5. Perfuse шнур дважды с 20 мл RPMI носитель, содержащий 100 ед/мл пенициллин, стрептомицин 100 ед/мл и 250 нг/мл амфотерицин B мыть шнур вен. Этот процесс делает внешний вид шнур белее и яснее. Пустые Вены перед добавлением коллагеназы, собирая RPMI с помощью шприца на одном конце.
6. Perfuse вен с 12 мл 1 мг/мл коллагеназы типа I (0,22 мкм фильтрация).
7. Закрыть кран на шнур заканчивается и инкубировать шнур при 37 ° C 12 мин.
8. Нежно массируйте за шнур для отсоединения эндотелиальных клеток от просвета вены.
9. Возьмите 30 мл RPMI, содержащие 10% плода телячьей сыворотки с 50 мл шприц и подключить его к одному концу пуповины.
10. Подключите пустой 50 мл шприц в другой конец пуповины
11. Откройте кран и perfuse вен с одного конца, хотя взаимно сбор с другого конца.
    Примечание: Собранные суспензии содержит эндотелиальных клеток.
12. Центрифуга этот суспензию клеток на 200 x g за 5 мин.
13. Отменить супернатант и Ресуспензируйте клетки лепешка с 10 мл полного среднего M199 (M199 добавки, содержащие 20% FCS, рост эндотелиальных клеток 15 мкг/мл, 100 мкг/мл гепарина натрия, 0,5 мкм гидрокортизон, 10 мкг/мл L-Аскорбиновая кислота, 100 ед/мл пенициллин, 100 ед/мл Стрептомицина и 250 нг/мл амфотерицин B).
14. Удалить раствор для нанесения покрытия из T75 колбу и один раз промыть PBS.
15. Семя клетки собраны из шага 1,13 в колбу T75 и поместите его в инкубаторе при 37 ° C с 5% CO₂.
16. Следующий день, промойте колба 3 раза с полного среднего M199 удалить остаточные красных кровяных клеток, а затем изменить носитель каждые 2 дня до слияния.
17. При впадении в 80 – 90% промойте HUVEC монослоя раз с 5 мл PBS и отсоединение клетки с 5 мл 0,05% трипсина в 1 мм ЭДТА при 37 ° C за 5 минут добавить 4 мл M199 и 1 мл FCS прекратить действие трипсина.

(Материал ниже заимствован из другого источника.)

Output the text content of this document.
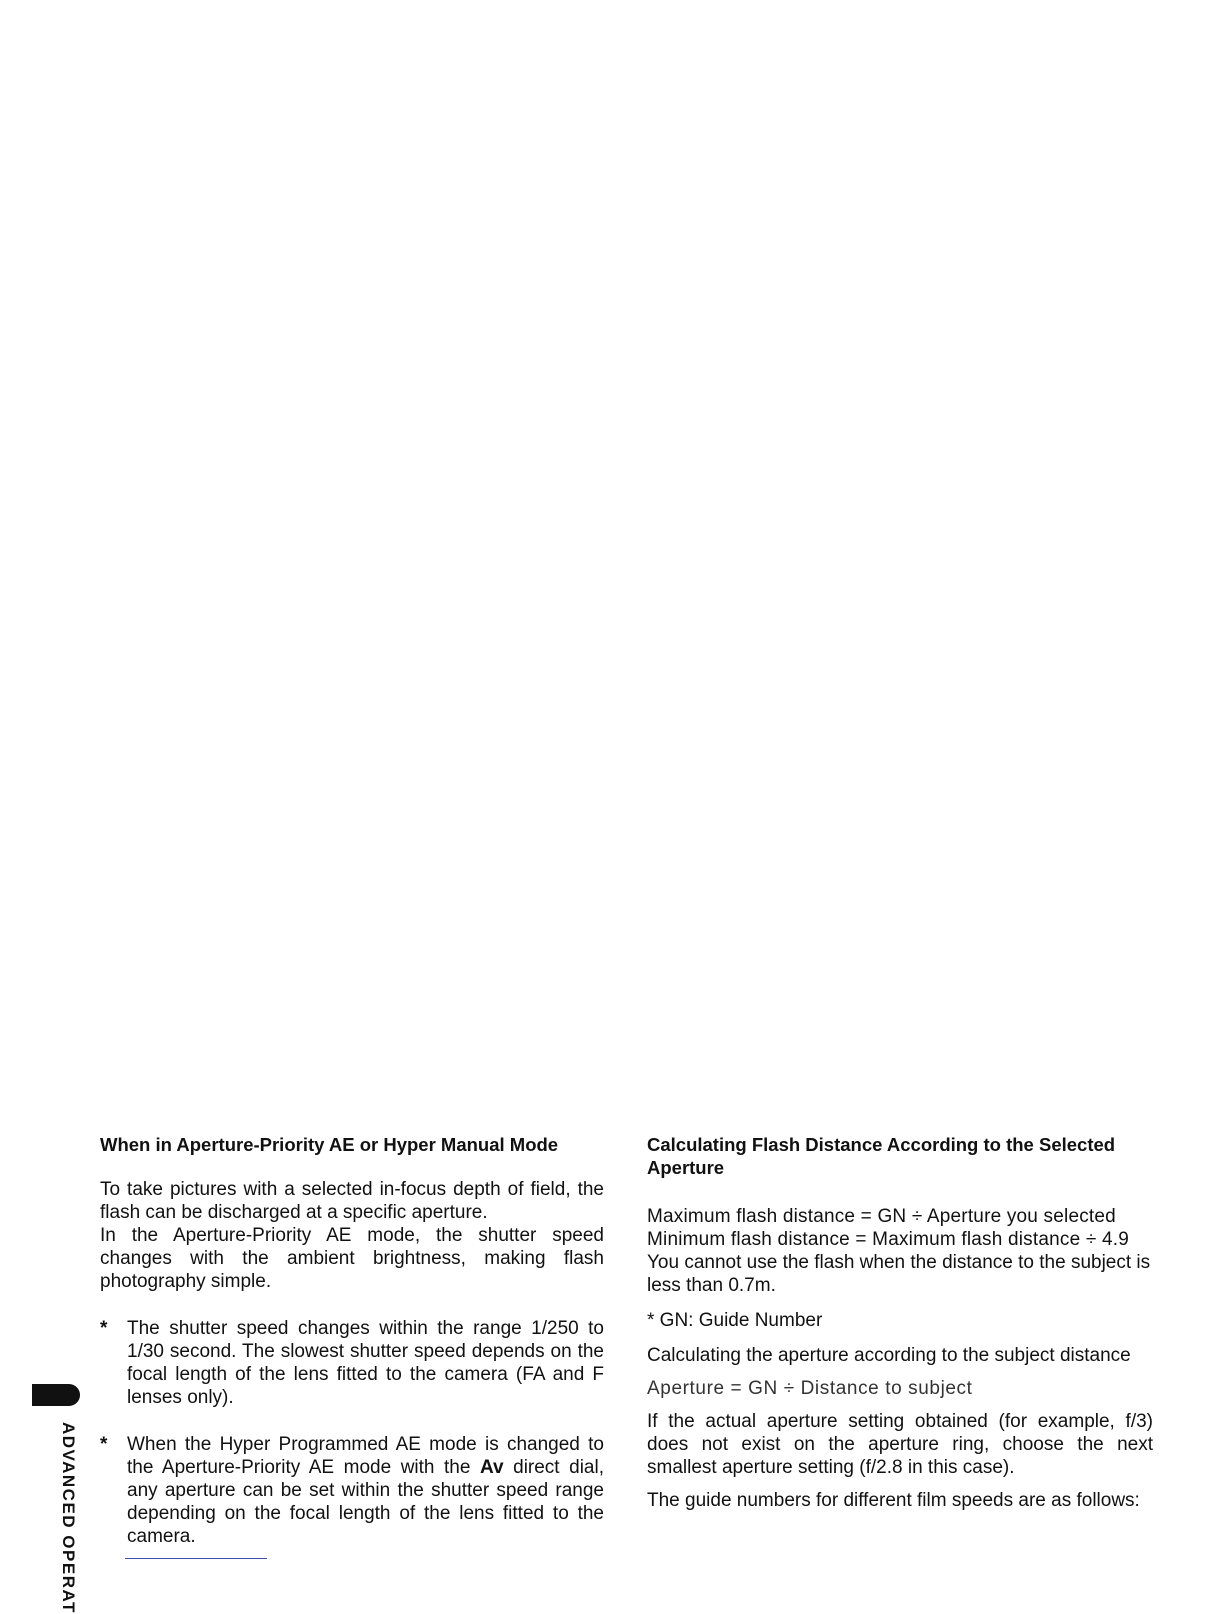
When in Aperture-Priority AE or Hyper Manual Mode

To take pictures with a selected in-focus depth of field, the flash can be discharged at a specific aperture.

In the Aperture-Priority AE mode, the shutter speed changes with the ambient brightness, making flash photography simple.

* The shutter speed changes within the range 1/250 to 1/30 second. The slowest shutter speed depends on the focal length of the lens fitted to the camera (FA and F lenses only).
* When the Hyper Programmed AE mode is changed to the Aperture-Priority AE mode with the Av direct dial, any aperture can be set within the shutter speed range depending on the focal length of the lens fitted to the camera.
Calculating Flash Distance According to the Selected Aperture

Maximum flash distance = GN ÷ Aperture you selected

Minimum flash distance = Maximum flash distance ÷ 4.9

You cannot use the flash when the distance to the subject is less than 0.7m.

* GN: Guide Number

Calculating the aperture according to the subject distance

Aperture = GN ÷ Distance to subject

If the actual aperture setting obtained (for example, f/3) does not exist on the aperture ring, choose the next smallest aperture setting (f/2.8 in this case).

The guide numbers for different film speeds are as follows:

ADVANCED OPERAT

Промойте Фляга для отсоединения всех HUVEC.
18. Собирайте Алиготе 50 мкл использоваться для окрашивания VE-Кадгерины, PECAM-1 и gp38, и анализировать подачей cytometry проверить чистоту HUVEC.
19. Сбор на оставшуюся часть HUVEC от шага 1.18 в 15 мл трубки и центрифуги на 200 x g 5 мин при комнатной температуре.
20. Отменить супернатант из шага 1.19, Ресуспензируйте Пелле клеток в замораживания раствора (FCS, содержащие 10% ДМСО) на плотности тарелок 5 x 10⁵ клеток/мл в cryotubes и заморозить при температуре-80 ° C или в жидком азоте до использования.
21. Чтобы проверить HUVEC чистоты:
    1. Добавьте 1 мкл антител против человека VE-Кадгерины FITC, 1 мкл антител против человека PECAM1-PE и 1 мкл антител против человека Podoplanin-APC Алиготе 50 мкл HUVEC, собранных на этапе 1.18.
    2. Инкубации при комнатной температуре в течение 10 мин.
    3. Добавить 100 мкл PBS и центрифуги 400 x g 30 s.
    4. Отменить супернатант и Ресуспензируйте в 100 мкл PBS. Данные теперь могут быть приобретены потока цитометрии методами.
       Примечание: HUVEC позитивные для VE-Кадгерины и PECAM-1 и негативные для Podoplanin.

2. HUVEC размораживания

Примечание: Использование HUVEC на низкий проход для экспериментов (максимум 5 ходов).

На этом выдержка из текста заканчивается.